D.C. poised for a giant leap toward legalizing small amounts of marijuana
By Aaron C. Davis,
D.C. lawmakers took more than 15 years to allow cancer patients to use marijuana for their pain. But over just a few months, city leaders have coalesced around a plan to decriminalize small joints, blunts or bowls full of marijuana in the nation’s capital.Ten of 13 council members have signed on to a bill to make possession of less than an ounce of marijuana punishable by a fine of no more than $100. On Wednesday, Mayor Vincent C. Gray (D) said for the first time that he supports the idea. And on Thursday, the author of the bill and the office of the attorney general said they could agree to an even smaller, token fine of $25.
Such a move wouldn’t go as far as changes by Colorado and Washington state, where voters have legalized marijuana. Seventeen states also have eliminated jail time for possession in favor of civil finesof up to $1,000. If the bill passes, the District would rank behind only Alaska, which has no fine, as the most forgiving.
Even advocates of full legalization are surprised by the breakneck speed of the legislation in the District, where lawmakers have long been reluctant to test Congress on federal drug laws.
Two recent studies that ranked the District among the worst for racial disparity in marijuana arrests and the Justice Department’s growing leniency toward state plans for the medical usage of marijuana have given formerly reluctant Democrats cover to support the idea.
The city’s coming mayoral election has also turbocharged the debate.
Council member Tommy Wells (D-Ward 6), who is seeking the Democratic nomination, wrote the bill. Jack Evans (D-Ward 2), another mayoral candidate, has signed on in support. So has David A. Catania (At Large), who might run as an independent. And as Gray decides whether to seek reelection, he has bowed to the political reality that the measure is likely to clear the council in December or January with a supermajority that could override a veto.
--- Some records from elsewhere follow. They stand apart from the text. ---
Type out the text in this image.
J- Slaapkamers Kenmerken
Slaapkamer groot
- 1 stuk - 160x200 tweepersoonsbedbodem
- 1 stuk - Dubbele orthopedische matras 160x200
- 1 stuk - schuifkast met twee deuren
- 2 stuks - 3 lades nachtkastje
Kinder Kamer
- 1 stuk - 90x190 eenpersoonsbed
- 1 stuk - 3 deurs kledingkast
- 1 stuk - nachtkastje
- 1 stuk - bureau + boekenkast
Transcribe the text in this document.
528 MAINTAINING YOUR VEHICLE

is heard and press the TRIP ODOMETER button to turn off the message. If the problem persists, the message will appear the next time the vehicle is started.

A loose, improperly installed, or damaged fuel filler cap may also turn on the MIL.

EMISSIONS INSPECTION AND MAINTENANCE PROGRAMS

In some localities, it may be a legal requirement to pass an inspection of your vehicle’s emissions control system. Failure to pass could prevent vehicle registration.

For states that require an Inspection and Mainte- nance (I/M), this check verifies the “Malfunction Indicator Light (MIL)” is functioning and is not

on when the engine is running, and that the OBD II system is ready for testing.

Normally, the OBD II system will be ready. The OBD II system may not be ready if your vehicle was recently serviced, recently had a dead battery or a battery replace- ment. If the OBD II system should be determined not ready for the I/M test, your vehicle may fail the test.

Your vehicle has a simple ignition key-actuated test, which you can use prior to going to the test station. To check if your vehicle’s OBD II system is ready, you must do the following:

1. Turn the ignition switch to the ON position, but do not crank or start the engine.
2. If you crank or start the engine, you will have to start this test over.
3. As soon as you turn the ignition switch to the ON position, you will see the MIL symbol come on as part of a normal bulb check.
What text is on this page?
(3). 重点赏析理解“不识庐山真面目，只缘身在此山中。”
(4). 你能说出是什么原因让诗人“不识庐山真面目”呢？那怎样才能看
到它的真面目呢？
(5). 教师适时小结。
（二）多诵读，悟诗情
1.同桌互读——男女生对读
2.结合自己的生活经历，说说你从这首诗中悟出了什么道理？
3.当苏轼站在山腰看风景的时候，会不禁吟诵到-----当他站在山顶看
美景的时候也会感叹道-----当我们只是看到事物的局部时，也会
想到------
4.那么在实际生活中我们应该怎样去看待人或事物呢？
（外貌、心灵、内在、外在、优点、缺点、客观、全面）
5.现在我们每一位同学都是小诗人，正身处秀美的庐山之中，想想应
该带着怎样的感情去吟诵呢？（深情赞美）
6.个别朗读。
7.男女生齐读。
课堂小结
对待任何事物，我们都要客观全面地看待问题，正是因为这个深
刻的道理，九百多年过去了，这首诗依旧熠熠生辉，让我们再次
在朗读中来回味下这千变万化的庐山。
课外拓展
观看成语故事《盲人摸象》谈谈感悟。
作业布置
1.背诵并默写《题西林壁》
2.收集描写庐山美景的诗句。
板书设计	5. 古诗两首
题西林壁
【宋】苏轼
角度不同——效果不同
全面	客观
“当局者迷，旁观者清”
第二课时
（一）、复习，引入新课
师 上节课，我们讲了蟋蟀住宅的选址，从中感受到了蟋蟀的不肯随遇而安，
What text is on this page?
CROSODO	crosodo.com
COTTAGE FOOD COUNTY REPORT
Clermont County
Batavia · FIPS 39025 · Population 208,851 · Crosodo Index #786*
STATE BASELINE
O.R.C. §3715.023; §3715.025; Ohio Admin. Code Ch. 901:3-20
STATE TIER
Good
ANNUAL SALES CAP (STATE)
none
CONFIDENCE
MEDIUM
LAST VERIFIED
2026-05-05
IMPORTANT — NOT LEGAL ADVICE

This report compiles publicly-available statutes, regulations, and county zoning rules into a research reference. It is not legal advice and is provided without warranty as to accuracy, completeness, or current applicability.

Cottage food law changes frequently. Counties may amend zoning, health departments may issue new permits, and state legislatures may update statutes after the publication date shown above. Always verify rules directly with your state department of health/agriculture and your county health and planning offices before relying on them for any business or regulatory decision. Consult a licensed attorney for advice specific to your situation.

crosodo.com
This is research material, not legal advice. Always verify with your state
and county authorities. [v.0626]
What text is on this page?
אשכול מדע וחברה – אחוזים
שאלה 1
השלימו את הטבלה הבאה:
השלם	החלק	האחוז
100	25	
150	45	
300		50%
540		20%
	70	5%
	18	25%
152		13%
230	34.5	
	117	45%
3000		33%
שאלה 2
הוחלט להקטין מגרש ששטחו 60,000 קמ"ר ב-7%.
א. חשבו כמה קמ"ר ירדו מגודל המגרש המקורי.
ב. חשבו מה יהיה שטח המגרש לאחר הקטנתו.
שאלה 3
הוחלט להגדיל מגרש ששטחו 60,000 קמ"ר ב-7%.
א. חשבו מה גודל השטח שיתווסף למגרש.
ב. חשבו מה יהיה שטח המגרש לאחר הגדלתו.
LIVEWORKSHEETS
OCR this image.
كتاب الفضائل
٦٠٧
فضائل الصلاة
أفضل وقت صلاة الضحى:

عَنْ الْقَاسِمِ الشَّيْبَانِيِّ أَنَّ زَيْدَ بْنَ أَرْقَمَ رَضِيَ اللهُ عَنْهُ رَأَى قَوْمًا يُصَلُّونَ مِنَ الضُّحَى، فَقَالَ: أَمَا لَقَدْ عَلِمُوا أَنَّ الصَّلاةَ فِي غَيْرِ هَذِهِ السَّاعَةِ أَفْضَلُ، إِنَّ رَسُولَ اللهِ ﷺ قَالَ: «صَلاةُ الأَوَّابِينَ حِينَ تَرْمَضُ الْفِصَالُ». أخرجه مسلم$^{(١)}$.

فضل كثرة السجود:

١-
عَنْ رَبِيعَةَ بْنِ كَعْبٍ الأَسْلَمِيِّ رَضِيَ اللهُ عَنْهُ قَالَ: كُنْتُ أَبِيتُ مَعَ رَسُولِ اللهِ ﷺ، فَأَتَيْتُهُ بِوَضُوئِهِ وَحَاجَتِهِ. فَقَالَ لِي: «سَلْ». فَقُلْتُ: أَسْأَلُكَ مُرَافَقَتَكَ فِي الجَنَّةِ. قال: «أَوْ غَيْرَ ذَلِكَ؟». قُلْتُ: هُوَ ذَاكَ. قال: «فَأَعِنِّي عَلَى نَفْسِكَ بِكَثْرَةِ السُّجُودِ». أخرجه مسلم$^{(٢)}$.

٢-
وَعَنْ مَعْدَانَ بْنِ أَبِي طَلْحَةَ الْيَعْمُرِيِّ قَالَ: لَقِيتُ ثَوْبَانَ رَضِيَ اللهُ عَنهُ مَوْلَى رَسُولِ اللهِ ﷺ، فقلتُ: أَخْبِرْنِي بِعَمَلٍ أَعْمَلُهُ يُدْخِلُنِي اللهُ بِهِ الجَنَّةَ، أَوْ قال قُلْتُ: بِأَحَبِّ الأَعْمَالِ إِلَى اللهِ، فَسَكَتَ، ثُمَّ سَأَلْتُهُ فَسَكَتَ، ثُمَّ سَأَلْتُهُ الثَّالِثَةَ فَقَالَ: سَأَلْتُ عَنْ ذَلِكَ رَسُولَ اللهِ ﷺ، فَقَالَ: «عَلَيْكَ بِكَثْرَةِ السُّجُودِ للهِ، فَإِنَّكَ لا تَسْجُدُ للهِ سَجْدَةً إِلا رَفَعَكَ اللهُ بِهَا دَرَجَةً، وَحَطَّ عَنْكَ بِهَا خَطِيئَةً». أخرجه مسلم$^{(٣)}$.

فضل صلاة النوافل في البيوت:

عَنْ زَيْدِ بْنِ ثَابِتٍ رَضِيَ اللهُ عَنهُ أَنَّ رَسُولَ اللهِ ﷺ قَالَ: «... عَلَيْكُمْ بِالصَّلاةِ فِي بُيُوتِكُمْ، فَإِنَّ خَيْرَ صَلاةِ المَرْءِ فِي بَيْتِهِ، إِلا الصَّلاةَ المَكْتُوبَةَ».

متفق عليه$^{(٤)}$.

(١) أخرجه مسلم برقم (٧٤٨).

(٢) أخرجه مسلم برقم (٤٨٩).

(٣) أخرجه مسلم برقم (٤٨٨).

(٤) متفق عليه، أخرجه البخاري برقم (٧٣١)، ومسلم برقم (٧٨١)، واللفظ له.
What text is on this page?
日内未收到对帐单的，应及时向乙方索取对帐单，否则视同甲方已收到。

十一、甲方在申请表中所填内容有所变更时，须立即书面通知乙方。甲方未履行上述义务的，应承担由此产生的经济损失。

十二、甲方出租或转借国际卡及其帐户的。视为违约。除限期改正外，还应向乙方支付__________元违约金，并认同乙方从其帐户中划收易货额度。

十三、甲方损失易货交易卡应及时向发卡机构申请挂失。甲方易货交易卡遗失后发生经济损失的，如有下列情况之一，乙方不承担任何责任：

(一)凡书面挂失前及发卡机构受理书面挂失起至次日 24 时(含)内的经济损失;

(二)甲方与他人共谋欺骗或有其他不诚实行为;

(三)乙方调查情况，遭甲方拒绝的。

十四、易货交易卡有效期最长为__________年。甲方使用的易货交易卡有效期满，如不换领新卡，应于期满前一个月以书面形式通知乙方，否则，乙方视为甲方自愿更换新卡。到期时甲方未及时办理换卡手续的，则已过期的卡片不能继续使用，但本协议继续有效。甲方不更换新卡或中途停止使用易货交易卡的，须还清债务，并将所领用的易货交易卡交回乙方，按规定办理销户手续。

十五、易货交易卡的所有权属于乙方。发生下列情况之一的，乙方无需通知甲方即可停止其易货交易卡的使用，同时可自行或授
Wells has cast the effort in lofty terms of lifting up the city’s African Americans and has done so comfortably, with Marion Barry (D-Ward 8) by his side as co-author.
“Less than one ounce would not be a crime. . . . That would no longer mean a drug-arrest record,” Wells said Wednesday night to applause at a community hearing on the bill in Anacostia.
On Thursday, during a continuation of the hearing in the D.C. Council’s chamber in the John A. Wilson Building, Wells said: “Punishment for drug crimes disproportionately falls on the shoulders of blacks and Latinos. . . . We don’t want to accuse the police, we don’t want to accuse anybody . . . but it is a major societal justice problem, and we are going to fix it.”
The numbers that have shaped the debate so far have come largely from a study published in July by the Washington Lawyers’ Committee for Civil Rights and Urban Affairs and another earlier in the year by the American Civil Liberties Union.
The study by the lawyers’ committee found that nine of 10 people arrested in the District on charges of simple drug possession are black, even as blacks account for less than half the city’s population.
The ACLU study also found that the District is arresting more people than ever for marijuana possession: It was up 60 percent in the decade that ended in 2010, with black residents accounting for much of the jump.
Over the summer, the NAACP criticized authorities in the District and other cities for using a pretense of smelling marijuana to stop blacks.
The legislation doesn’t go as far as some legalization advocates would like, and they are awaiting the outcome of Wells’s bill to decide whether to press ahead with trying to get a nonbinding referendum on the ballot in 2014 to fully legalize and regulate marijuana sales in the city.
Backers of that idea said Thursday that they might abandon a costly referendum if a proposed amendment by Barry makes it into the legislation. Barry wants to let the District go the way of Uruguay and allow residents to grow a small number of marijuana plants in their homes.
If residents have their own, Barry said, it could “cut out a lot of the economics” of illegal street sales of the drug.
“My motivation is very simple. We have hundreds of black men, black boys, being locked up for simple possession, given a criminal record,” Barry said. “In my community, I talk to somebody almost every day who says: ‘Somebody just got arrested for having a bag of weed. Come on, man — What’s that all about?’ ”
Also during the summer, D.C. Police Chief Cathy L. Lanier urged a “robust discussion” of the proposal and cautioned against using the ACLU study to justify decriminalization.
“Some of the information being used as an argument for decriminalization is flawed,” she said in a statement. “Marijuana users are simply not being targeted in the manner suggested.” Lanier did not testify for Gray’s administration on Thursday.
That was left to the office of the attorney general, which among other things asked Wells to ensure that marijuana possession in school zones is still considered a crime. Wells said he agreed with that idea for adults but not for children, who under the bill would have their drugs confiscated and their parents called.